"I never knew," she answered, almost stammeringly; "I never thought it was as lovely as this. Yet I've seen it from this very spot thousands of times. Why did it look so sad to me then, and so beautiful now?"

She looked up into his face as if it was a very knotty question for him to consider, and his grave expression relaxed a little as he answered her.

"You were not very happy here then," he suggested.

"I never knew a happy day till I knew your father," she replied; "and I've never known an unhappy one since. Is it happiness that makes a place look lovely?"

If it was so, thought Philip, this place could have no beauty for him. Phyllis was not there, and his heart was very heavy for her absence. And not only for her absence, but from a growing dread of meeting with an opposition he had not anticipated. It was significant to him of trouble that his father and mother never spoke of Phyllis in his presence; he did not know that they were equally silent with one another. Though it was the rector who had prevented her from coming north, he could not help guessing that it was his father who had, in some way, been the real hinderer. The rector could have no objection to himself as Phyllis's suitor, and he felt sure that he at least had looked upon him as her future husband. Phyllis, too, was certain of it, and so were the boys. He was only waiting till he came of age, and stepped into his right of free and independent manhood, to tell his father that he had chosen Phyllis as his wife.

"It is not only happiness that makes a place lovely," pursued Dorothy, after a pause, "it is being with people one loves. Do you see that window just touched by the end of a branch of those Scotch firs? Your mother is in that room. I cannot see her, of course; but that window is more beautiful to me because I know she is there. And I know all the rooms, and how they will be occupied; and the whole house is full of interest to my mind. So that even if it was an ugly place, it could not be altogether ugly to me."

There was a pleasant ring in her voice which was new to Philip's ear, He looked long and earnestly at the old house, which some day would belong to him, unless it was pulled down to make room for a finer mansion. It already belonged to him because it belonged to his father. It was a beautiful old place, with the gray stones of the strong wall surrounding it made warm with golden mosses; and the front of the house covered with undipped ivy-branches, hanging in glistening festoons from every point of vantage. Such a place could not be built or made. Why should he be such a Goth as to erect a brand-new mansion, which could possess no such charm and beauty until he, and generations of his sons, were moldering in their graves?

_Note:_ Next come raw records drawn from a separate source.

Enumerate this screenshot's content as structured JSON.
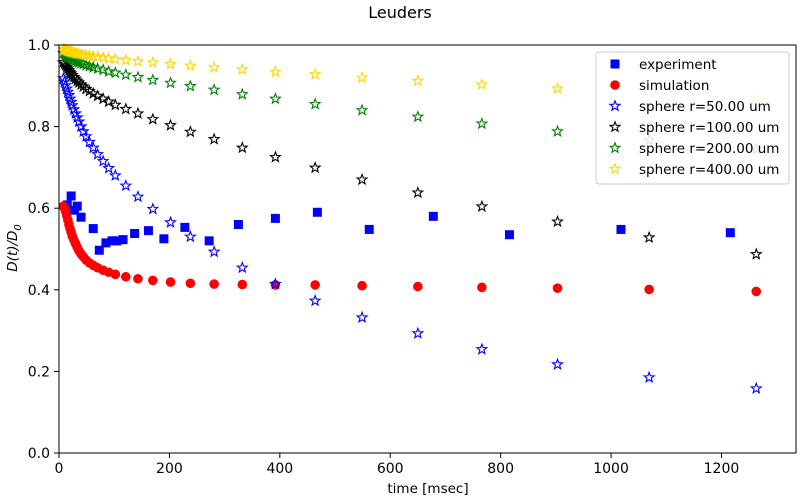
{
  "chart_data": {
    "type": "scatter",
    "title": "Leuders",
    "xlabel": "time [msec]",
    "ylabel": "D(t)/D_0",
    "xlim": [
      0,
      1335
    ],
    "ylim": [
      0,
      1.0
    ],
    "xticks": [
      0,
      200,
      400,
      600,
      800,
      1000,
      1200
    ],
    "yticks": [
      0.0,
      0.2,
      0.4,
      0.6,
      0.8,
      1.0
    ],
    "grid": false,
    "legend_position": "top-right",
    "series": [
      {
        "name": "experiment",
        "marker": "square",
        "color": "#0000ff",
        "x": [
          15,
          22,
          28,
          33,
          40,
          62,
          73,
          85,
          96,
          105,
          116,
          137,
          162,
          190,
          228,
          272,
          325,
          392,
          468,
          562,
          678,
          816,
          1018,
          1216
        ],
        "y": [
          0.608,
          0.63,
          0.595,
          0.605,
          0.578,
          0.55,
          0.497,
          0.515,
          0.52,
          0.52,
          0.523,
          0.538,
          0.545,
          0.525,
          0.553,
          0.52,
          0.56,
          0.575,
          0.59,
          0.548,
          0.58,
          0.535,
          0.548,
          0.54
        ]
      },
      {
        "name": "simulation",
        "marker": "circle",
        "color": "#ff0000",
        "x": [
          8,
          10,
          12,
          14,
          16,
          18,
          20,
          22,
          24,
          27,
          30,
          33,
          36,
          40,
          44,
          49,
          55,
          62,
          70,
          80,
          90,
          102,
          121,
          143,
          170,
          202,
          238,
          281,
          332,
          392,
          464,
          549,
          650,
          766,
          903,
          1069,
          1263
        ],
        "y": [
          0.605,
          0.6,
          0.592,
          0.582,
          0.571,
          0.56,
          0.55,
          0.541,
          0.532,
          0.522,
          0.513,
          0.504,
          0.496,
          0.488,
          0.481,
          0.473,
          0.466,
          0.46,
          0.454,
          0.448,
          0.443,
          0.438,
          0.432,
          0.427,
          0.423,
          0.419,
          0.416,
          0.414,
          0.413,
          0.412,
          0.412,
          0.41,
          0.408,
          0.406,
          0.404,
          0.401,
          0.396
        ]
      },
      {
        "name": "sphere r=50.00 um",
        "marker": "star",
        "color": "#0000ff",
        "x": [
          8,
          10,
          12,
          14,
          16,
          18,
          20,
          22,
          24,
          27,
          30,
          33,
          36,
          40,
          44,
          49,
          55,
          62,
          70,
          80,
          90,
          102,
          121,
          143,
          170,
          202,
          238,
          281,
          332,
          392,
          464,
          549,
          650,
          766,
          903,
          1069,
          1263
        ],
        "y": [
          0.918,
          0.91,
          0.901,
          0.893,
          0.885,
          0.877,
          0.868,
          0.86,
          0.852,
          0.842,
          0.832,
          0.822,
          0.812,
          0.8,
          0.788,
          0.776,
          0.762,
          0.748,
          0.732,
          0.715,
          0.698,
          0.68,
          0.655,
          0.628,
          0.598,
          0.565,
          0.53,
          0.493,
          0.454,
          0.414,
          0.373,
          0.332,
          0.293,
          0.254,
          0.217,
          0.185,
          0.158
        ]
      },
      {
        "name": "sphere r=100.00 um",
        "marker": "star",
        "color": "#000000",
        "x": [
          8,
          10,
          12,
          14,
          16,
          18,
          20,
          22,
          24,
          27,
          30,
          33,
          36,
          40,
          44,
          49,
          55,
          62,
          70,
          80,
          90,
          102,
          121,
          143,
          170,
          202,
          238,
          281,
          332,
          392,
          464,
          549,
          650,
          766,
          903,
          1069,
          1263
        ],
        "y": [
          0.958,
          0.954,
          0.95,
          0.946,
          0.942,
          0.938,
          0.934,
          0.93,
          0.926,
          0.921,
          0.917,
          0.912,
          0.908,
          0.903,
          0.898,
          0.892,
          0.887,
          0.881,
          0.875,
          0.868,
          0.861,
          0.853,
          0.843,
          0.832,
          0.818,
          0.803,
          0.787,
          0.769,
          0.748,
          0.725,
          0.699,
          0.67,
          0.638,
          0.604,
          0.567,
          0.528,
          0.487
        ]
      },
      {
        "name": "sphere r=200.00 um",
        "marker": "star",
        "color": "#008000",
        "x": [
          8,
          10,
          12,
          14,
          16,
          18,
          20,
          22,
          24,
          27,
          30,
          33,
          36,
          40,
          44,
          49,
          55,
          62,
          70,
          80,
          90,
          102,
          121,
          143,
          170,
          202,
          238,
          281,
          332,
          392,
          464,
          549,
          650,
          766,
          903,
          1069,
          1263
        ],
        "y": [
          0.98,
          0.978,
          0.976,
          0.974,
          0.972,
          0.97,
          0.969,
          0.967,
          0.965,
          0.963,
          0.961,
          0.959,
          0.957,
          0.955,
          0.953,
          0.95,
          0.948,
          0.945,
          0.942,
          0.939,
          0.935,
          0.932,
          0.927,
          0.921,
          0.914,
          0.907,
          0.899,
          0.89,
          0.879,
          0.868,
          0.855,
          0.84,
          0.824,
          0.807,
          0.788,
          0.767,
          0.745
        ]
      },
      {
        "name": "sphere r=400.00 um",
        "marker": "star",
        "color": "#ffd700",
        "x": [
          8,
          10,
          12,
          14,
          16,
          18,
          20,
          22,
          24,
          27,
          30,
          33,
          36,
          40,
          44,
          49,
          55,
          62,
          70,
          80,
          90,
          102,
          121,
          143,
          170,
          202,
          238,
          281,
          332,
          392,
          464,
          549,
          650,
          766,
          903,
          1069,
          1263
        ],
        "y": [
          0.99,
          0.989,
          0.988,
          0.987,
          0.986,
          0.985,
          0.984,
          0.983,
          0.982,
          0.981,
          0.98,
          0.979,
          0.978,
          0.977,
          0.976,
          0.975,
          0.974,
          0.972,
          0.971,
          0.969,
          0.967,
          0.965,
          0.963,
          0.96,
          0.957,
          0.953,
          0.949,
          0.945,
          0.94,
          0.934,
          0.928,
          0.92,
          0.912,
          0.903,
          0.893,
          0.882,
          0.87
        ]
      }
    ]
  }
}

"Wouldn't it be a pity to pull it down?" asked Dorothy, as if she read his thoughts; "but Phyllis would find the rooms too small, and too low for her. I described it to her one day, and drew a sort of plan of it; and she said it was only a big rambling farmhouse, and you must build a much grander place, because Sir John Martin left a large sum of money to build it with. So I thought, was it quite impossible for me to buy it, and you build a house somewhere near it? Then we should always be neighbors; and it is very lonely here in the winter. Do you think Phyllis would like to live here in the winter?"

It was sweet to him to hear Phyllis's name spoken in this way; no one had uttered it in his presence for a fortnight except the boys, and they spoke it with a sort of jeer, as brothers sometimes do. Dorothy's gentle voice lingered shyly over it. He looked down into her shining eyes with a smile in his own.

"We must not talk of Phyllis living here yet," he said, "not till the day after to-morrow."